Five years ago, Delaney made the news for his creative defense of the McGuinty government’s decision to cancel two gas-powered electricity plants in key ridings before the 2011 election. Delaney justified McGuinty’s decision to shut down the projects without knowing how much it would ultimately cost (it ultimately cost $1.1 billion). As then-parliamentary assistant to the energy minister, Delaney explained it this way:
“When the United States committed to go to the moon, they didn’t know how much it was going to cost; all they knew was that one way or the other they were going to get there.”
That was too much even for the Liberal-friendly Toronto Star, which began their report with this grabber: “How is axing a power plant like putting a man on the moon?”
The Liberals’ cancelled gas plants were back in the news this week, with the sentencing of David Livingston, Dalton McGuinty’s former chief of staff. Livingston was sentenced to four months in jail for helping erase premier’s office computers despite pending freedom of information and expected legislative committee requests for emails about the gas plants’ cancellation. (Livingston has launched an appeal.)
Livingston’s former boss, Dalton McGuinty, commented after the sentencing: “David Livingston is one of the finest, most decent and honourable persons with whom I have had the privilege to work. What has happened to him is nothing short of tragic.”
Well of course it’s tragic in McGuinty’s eyes. In 2011, he needed those seats to stay in power. Cancelling the gas plants would help ensure he kept those seats, moonshot-level costs be damned (once again, a Delaney gaffe is really the truth in disguise). As it turned out, McGuinty did keep the two seats, but fell just short of a majority. A year later, he announced his resignation and Kathleen Wynne succeeded him. After winning the leadership, Wynne apologized for “the mistakes that the government made” in locating the gas plants and the costs to cancel them. She won a majority mandate in 2014.
In a 2015 memoir, McGuinty claimed erasing computers is standard when a new premier takes office, and called the email allegations the work of “malicious” political opponents. Safe in retirement and free from accountability, McGuinty has no regrets and no remorse about what he did, nor about what Livingston did to save his government’s bacon.

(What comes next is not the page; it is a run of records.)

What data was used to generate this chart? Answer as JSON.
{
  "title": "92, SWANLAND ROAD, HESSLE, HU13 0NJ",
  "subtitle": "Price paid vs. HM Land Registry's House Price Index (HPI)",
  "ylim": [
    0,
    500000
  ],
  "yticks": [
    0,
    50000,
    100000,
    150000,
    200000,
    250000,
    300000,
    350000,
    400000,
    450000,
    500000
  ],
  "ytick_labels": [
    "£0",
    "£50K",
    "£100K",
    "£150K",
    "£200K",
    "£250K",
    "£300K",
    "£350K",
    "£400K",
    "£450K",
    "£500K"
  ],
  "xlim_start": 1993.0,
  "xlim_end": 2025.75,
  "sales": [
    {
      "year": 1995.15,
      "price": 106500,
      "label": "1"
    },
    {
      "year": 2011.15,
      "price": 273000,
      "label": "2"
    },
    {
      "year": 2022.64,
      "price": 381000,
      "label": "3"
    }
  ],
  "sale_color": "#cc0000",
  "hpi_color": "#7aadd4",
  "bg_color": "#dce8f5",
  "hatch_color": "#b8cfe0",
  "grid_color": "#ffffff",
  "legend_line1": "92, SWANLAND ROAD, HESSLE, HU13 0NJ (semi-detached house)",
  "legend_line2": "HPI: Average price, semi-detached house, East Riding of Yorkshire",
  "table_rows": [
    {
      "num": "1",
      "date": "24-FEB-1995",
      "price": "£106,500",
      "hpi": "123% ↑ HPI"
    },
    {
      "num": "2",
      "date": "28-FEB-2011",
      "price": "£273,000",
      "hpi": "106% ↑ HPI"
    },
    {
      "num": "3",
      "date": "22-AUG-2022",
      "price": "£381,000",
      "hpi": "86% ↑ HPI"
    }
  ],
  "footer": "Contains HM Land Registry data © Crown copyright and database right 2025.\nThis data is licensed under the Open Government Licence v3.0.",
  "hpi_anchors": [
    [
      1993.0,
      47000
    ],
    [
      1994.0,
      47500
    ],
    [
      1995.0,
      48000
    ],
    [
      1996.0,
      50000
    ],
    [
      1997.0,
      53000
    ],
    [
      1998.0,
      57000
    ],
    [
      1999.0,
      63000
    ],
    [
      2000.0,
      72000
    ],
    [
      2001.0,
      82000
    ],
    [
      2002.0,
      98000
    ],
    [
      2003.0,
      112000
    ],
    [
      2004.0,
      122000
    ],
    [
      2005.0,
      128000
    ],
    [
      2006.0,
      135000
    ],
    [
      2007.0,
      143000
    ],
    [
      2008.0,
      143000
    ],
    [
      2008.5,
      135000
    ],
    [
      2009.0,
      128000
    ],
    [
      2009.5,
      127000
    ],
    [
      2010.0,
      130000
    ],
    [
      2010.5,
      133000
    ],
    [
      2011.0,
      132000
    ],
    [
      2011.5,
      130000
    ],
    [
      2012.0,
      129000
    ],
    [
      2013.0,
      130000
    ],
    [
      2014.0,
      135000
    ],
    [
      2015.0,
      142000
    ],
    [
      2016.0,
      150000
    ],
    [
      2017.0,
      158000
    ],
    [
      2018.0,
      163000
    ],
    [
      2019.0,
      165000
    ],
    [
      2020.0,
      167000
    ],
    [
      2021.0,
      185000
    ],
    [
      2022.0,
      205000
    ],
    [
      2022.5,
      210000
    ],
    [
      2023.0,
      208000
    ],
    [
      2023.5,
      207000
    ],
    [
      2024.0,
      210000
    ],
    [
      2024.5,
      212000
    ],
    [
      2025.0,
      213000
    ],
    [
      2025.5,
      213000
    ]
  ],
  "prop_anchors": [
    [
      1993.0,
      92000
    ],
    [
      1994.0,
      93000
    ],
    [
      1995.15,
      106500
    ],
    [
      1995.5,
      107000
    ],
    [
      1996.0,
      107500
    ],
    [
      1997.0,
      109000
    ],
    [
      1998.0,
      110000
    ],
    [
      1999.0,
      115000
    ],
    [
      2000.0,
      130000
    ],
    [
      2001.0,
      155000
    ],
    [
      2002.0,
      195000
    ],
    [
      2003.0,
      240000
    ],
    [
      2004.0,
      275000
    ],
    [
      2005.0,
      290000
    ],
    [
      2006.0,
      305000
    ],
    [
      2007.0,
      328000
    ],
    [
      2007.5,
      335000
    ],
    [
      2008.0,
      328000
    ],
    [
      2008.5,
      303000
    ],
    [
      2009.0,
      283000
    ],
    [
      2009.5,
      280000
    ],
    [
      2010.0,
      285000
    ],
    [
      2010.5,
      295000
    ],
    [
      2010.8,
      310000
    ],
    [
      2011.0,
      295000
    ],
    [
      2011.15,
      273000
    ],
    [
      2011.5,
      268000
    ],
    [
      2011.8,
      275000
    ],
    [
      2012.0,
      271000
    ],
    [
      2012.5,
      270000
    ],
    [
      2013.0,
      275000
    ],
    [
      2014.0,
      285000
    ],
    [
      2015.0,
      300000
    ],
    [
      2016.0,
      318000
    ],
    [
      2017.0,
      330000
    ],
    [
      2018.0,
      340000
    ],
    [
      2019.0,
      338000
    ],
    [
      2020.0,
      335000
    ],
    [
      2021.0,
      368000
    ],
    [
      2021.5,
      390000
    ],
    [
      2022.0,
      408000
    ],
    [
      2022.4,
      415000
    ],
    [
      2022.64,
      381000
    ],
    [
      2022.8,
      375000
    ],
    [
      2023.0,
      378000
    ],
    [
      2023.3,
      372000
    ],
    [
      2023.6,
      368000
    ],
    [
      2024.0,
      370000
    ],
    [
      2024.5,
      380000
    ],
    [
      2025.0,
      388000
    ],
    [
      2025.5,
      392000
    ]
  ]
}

Dalton McGuinty did what he believed he needed to do to win a looming election. Kathleen Wynne is doing the same, and is as sorry about it as McGuinty was for cancelling the gas plants, the $1.1 billion it cost taxpayers, and whatever his staff needed to do to minimize the political damage. Bob Delaney may be a gaffe machine, but he knows who he is and what his government is about.
Joan Tintor is a writer and researcher living in Wasaga Beach. Her political experience includes having served as legislative assistant to an Ontario transportation minister, and as a writer/researcher. She earned a degree in journalism from Ryerson Polytechnic University in 1994.